A discussion started on one of my friend’s Facebook page about the situation in Wisconsin, and a teacher from New Jersey had this to say:

“All I cared about growing up was becoming a teacher and working with children. I did all of the right things, went to college, got my degrees and certifications… Now, the states are telling me …that what teachers have been doing all of these years was wrong, that students are failing standardized tests, and that it is our fault for being bad teachers. It is so easy to point the finger and blame teachers for this mess… teachers want too much… expect too much… No, we just want to be treated fairly. How many people … are cursed at, threatened etc by the people…they serve and can do nothing about it? …Teachers put up with this on a daily basis from their students… Sure, we give our detentions and write students up, but in the end the students are back in our classroom behaving the same way and we have to make sure that they are learning something on top of this. As for learning., so many students just don’t care.…When you call the parent they complain: “what can you do to help my child?” When you explain that Johnny continually falls asleep in class, that you have given him a multitude of extra credit opportunities, after and before school tutorial opportunities but that he still won’t come in for help … the parent has the nerve to press on and ask “but WHAT ELSE can YOU do for my child?”… Then when not satisfied with you standing on your head and staying longer than your contractual day runs, turns around and calls the principal who in turn tells you to change the student’s grade…America wonders why students are failing standardized tests… sometimes they should look in their own households before they start pointing fingers. So, the education system is failing…What shall we do? I KNOW… let’s run schools like businesses! We KNOW that businesses have NO problems! We will get rid of all of the teachers and their pesky unions and replace then with people who have graduated with business degrees!” Many years ago, a lawyer who was trying to resolve a long-standing dispute told me, “If everyone ends up a bit unhappy, then it’s probably a good settlement.” 

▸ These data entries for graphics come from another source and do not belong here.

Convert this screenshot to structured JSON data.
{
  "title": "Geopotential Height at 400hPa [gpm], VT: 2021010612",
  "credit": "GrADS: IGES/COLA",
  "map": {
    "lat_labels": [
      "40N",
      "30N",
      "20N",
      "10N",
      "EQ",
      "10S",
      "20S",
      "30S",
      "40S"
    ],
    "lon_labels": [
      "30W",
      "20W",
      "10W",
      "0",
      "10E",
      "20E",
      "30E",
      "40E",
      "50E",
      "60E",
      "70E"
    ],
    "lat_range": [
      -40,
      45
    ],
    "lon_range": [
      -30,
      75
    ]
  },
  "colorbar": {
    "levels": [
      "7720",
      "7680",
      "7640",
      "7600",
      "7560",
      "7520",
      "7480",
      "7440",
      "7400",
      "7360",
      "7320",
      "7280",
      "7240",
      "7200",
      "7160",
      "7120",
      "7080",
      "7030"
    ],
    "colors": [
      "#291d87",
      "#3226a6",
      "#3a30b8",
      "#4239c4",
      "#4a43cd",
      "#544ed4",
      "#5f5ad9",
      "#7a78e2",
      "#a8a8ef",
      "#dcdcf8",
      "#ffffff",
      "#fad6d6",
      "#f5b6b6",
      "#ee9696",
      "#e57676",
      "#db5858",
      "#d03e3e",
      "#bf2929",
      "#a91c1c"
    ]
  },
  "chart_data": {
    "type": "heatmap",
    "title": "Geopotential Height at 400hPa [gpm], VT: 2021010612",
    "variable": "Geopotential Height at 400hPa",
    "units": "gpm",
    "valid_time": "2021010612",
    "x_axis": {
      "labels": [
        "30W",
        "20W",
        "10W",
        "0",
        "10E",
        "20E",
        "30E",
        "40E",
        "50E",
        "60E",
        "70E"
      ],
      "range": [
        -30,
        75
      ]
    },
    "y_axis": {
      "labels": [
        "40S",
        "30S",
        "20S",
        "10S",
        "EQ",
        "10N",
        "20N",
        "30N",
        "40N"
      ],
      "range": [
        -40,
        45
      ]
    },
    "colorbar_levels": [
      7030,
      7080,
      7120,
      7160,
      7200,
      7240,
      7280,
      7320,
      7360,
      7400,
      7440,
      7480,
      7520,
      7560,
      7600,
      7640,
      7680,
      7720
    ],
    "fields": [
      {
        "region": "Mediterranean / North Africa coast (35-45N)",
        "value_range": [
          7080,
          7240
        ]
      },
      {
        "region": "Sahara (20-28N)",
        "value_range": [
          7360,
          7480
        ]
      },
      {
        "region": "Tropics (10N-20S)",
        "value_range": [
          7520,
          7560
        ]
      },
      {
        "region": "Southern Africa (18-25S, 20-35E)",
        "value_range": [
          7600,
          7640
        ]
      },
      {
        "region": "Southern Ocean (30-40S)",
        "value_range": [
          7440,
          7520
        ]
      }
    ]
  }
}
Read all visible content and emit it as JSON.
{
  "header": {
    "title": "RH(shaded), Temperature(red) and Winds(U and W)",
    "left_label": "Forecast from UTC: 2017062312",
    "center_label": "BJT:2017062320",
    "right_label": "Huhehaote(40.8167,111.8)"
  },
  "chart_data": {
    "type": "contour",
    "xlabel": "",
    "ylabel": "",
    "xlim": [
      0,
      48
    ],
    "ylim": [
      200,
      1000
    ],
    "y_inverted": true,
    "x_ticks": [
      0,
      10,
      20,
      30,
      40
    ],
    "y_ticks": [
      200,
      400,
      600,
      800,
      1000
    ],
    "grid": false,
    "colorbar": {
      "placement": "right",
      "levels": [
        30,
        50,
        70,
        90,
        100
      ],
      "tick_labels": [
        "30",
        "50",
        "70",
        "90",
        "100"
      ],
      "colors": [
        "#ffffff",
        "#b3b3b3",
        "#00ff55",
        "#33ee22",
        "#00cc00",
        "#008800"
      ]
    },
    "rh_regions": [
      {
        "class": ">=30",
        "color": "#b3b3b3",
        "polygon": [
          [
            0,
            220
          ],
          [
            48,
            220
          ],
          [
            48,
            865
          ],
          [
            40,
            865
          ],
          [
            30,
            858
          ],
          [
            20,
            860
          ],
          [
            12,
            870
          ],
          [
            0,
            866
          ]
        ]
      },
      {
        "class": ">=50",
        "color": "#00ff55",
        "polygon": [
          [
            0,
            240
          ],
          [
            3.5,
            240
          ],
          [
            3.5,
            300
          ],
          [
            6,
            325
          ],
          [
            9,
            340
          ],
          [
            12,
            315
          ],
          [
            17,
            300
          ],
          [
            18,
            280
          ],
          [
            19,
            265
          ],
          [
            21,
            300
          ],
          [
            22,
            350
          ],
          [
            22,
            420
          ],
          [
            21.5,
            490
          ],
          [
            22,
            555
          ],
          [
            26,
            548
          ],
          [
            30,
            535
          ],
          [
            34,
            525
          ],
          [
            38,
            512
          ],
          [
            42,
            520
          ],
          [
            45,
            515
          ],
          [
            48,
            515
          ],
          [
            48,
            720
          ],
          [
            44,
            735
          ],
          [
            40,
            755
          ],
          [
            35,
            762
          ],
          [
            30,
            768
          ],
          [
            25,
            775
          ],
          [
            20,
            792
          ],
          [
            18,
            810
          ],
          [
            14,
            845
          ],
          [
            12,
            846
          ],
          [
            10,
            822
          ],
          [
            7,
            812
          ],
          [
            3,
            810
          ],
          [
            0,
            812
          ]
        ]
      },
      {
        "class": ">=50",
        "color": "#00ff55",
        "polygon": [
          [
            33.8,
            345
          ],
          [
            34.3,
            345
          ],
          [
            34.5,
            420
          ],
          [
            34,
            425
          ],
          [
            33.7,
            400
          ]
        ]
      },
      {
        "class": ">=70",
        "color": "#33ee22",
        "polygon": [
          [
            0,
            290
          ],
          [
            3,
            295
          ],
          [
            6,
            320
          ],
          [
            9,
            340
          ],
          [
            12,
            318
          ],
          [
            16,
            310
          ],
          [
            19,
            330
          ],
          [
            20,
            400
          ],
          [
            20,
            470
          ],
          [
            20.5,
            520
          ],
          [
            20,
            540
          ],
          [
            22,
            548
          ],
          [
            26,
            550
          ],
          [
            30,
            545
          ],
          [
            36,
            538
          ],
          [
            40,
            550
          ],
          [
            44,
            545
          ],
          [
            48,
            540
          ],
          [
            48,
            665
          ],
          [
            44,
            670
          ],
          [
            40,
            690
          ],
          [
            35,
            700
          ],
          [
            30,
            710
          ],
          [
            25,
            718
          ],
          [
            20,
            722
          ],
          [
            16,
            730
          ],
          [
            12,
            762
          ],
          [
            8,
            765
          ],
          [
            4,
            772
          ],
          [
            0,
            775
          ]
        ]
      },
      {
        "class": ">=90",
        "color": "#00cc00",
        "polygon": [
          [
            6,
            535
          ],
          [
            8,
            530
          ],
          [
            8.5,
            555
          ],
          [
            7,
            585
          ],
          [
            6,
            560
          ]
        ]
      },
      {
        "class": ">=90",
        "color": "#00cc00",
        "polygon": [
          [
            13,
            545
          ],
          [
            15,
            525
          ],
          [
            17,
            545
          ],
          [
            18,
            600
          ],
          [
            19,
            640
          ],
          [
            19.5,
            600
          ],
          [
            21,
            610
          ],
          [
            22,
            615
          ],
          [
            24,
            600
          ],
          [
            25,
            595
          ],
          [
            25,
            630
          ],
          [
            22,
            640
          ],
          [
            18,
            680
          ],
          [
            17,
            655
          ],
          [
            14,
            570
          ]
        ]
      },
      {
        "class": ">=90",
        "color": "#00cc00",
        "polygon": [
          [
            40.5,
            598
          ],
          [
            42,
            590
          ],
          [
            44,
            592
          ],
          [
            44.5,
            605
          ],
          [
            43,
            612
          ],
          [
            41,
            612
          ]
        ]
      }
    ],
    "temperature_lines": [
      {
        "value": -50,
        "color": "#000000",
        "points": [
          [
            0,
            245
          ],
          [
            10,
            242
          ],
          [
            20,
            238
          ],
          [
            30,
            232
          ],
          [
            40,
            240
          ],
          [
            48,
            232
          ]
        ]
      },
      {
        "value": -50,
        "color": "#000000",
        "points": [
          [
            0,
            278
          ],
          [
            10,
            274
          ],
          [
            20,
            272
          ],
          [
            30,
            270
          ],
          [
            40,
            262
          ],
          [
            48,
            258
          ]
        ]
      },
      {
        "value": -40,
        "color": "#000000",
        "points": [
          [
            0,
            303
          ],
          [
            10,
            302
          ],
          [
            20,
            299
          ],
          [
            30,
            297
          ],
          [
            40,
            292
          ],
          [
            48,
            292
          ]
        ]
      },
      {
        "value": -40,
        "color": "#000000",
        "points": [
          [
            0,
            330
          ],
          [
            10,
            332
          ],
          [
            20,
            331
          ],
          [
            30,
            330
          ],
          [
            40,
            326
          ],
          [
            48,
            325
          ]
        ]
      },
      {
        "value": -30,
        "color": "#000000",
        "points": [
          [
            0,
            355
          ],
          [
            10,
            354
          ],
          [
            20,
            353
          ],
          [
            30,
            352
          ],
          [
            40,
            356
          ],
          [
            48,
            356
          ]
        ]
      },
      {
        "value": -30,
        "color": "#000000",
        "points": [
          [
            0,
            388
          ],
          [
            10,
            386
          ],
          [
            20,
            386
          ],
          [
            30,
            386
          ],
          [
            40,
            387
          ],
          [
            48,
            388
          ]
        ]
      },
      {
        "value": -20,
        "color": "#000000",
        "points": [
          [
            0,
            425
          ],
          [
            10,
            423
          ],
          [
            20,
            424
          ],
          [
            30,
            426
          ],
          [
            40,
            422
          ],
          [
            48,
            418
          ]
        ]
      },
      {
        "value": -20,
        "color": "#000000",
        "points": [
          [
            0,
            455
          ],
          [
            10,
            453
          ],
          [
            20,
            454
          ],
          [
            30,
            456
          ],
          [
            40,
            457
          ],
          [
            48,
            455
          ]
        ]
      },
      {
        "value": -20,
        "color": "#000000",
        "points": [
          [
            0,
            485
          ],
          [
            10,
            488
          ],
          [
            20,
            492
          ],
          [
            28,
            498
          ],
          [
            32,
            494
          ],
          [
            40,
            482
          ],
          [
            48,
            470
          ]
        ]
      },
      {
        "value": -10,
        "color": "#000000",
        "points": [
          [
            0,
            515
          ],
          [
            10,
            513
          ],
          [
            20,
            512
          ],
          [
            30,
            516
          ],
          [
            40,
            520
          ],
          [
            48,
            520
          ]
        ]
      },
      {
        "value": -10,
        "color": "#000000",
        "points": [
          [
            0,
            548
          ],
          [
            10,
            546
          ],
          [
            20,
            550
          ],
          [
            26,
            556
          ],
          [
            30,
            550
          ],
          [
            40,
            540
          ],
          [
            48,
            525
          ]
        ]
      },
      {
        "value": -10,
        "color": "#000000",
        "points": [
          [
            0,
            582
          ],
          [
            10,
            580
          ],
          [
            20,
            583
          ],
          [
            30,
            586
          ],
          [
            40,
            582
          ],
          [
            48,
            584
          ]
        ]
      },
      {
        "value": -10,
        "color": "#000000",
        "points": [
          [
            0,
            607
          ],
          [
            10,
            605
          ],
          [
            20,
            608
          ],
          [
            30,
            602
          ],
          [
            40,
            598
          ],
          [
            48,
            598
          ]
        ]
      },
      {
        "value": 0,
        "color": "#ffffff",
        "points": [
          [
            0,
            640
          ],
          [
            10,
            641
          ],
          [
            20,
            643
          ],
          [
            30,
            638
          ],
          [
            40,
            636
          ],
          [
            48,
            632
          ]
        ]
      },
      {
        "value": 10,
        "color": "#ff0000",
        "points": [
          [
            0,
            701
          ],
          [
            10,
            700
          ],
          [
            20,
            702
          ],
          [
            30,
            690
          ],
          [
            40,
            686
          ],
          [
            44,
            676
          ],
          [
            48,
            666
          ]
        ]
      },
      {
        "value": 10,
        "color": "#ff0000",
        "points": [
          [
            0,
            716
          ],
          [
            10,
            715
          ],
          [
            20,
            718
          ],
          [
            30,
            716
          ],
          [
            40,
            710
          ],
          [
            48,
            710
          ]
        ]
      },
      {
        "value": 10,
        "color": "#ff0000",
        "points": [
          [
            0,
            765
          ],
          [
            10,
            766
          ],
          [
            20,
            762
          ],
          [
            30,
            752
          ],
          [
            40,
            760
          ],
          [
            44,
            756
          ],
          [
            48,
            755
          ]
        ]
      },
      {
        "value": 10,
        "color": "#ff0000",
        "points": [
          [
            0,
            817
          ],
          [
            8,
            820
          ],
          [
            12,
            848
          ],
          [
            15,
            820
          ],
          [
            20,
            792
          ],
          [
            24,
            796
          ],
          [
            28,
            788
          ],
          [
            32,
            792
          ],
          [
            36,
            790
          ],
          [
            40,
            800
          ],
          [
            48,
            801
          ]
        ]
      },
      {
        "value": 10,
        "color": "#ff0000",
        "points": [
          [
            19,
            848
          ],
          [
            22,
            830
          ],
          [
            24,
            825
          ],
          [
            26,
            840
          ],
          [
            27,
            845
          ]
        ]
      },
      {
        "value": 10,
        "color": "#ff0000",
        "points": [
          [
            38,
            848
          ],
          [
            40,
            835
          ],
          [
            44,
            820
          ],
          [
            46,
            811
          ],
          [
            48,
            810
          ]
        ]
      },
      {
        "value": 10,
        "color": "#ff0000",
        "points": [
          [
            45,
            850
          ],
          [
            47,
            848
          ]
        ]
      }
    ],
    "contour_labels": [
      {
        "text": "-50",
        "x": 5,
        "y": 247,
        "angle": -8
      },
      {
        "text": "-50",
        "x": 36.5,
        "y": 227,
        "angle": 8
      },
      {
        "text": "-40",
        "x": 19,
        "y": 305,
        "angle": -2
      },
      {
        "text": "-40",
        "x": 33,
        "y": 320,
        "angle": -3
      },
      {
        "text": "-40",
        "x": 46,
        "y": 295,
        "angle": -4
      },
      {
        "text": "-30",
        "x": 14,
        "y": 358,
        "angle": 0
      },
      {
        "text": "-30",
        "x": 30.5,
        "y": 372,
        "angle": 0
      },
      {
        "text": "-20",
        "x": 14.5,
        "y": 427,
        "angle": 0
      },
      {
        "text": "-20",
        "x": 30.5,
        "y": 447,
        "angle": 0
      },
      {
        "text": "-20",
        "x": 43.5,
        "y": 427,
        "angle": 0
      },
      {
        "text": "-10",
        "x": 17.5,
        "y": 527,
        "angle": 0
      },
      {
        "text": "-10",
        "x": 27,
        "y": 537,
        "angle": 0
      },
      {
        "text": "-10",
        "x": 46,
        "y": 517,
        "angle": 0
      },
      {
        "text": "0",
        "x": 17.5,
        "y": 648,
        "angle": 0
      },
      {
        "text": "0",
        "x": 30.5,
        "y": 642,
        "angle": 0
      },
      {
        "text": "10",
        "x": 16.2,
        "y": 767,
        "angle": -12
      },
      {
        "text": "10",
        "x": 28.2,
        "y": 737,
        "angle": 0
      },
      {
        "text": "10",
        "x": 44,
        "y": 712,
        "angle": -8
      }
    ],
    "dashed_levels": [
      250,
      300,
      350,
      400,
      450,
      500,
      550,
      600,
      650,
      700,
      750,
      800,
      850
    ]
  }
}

Will there need to be concessions from various unions? Yes.  Will CT go to ruin because we have to pay a bit more in taxes to balance the budget? I’m willing to bet that Chris Christie will be waiting at the border like a jilted swain.

While he’s there, no doubt he’ll continue to blame public sector employees for everything, because, as the New York Times observed, “he may simply be the latest in a long line of politicians to give an uneasy public the scapegoat it demands.”

Sarah Darer Littman is a columnist for Hearst Newspapers and an award-winning novelist of books for teens. Long before the financial meltdown, she worked as a securities analyst and earned her MBA in Finance from the Stern School at NYU.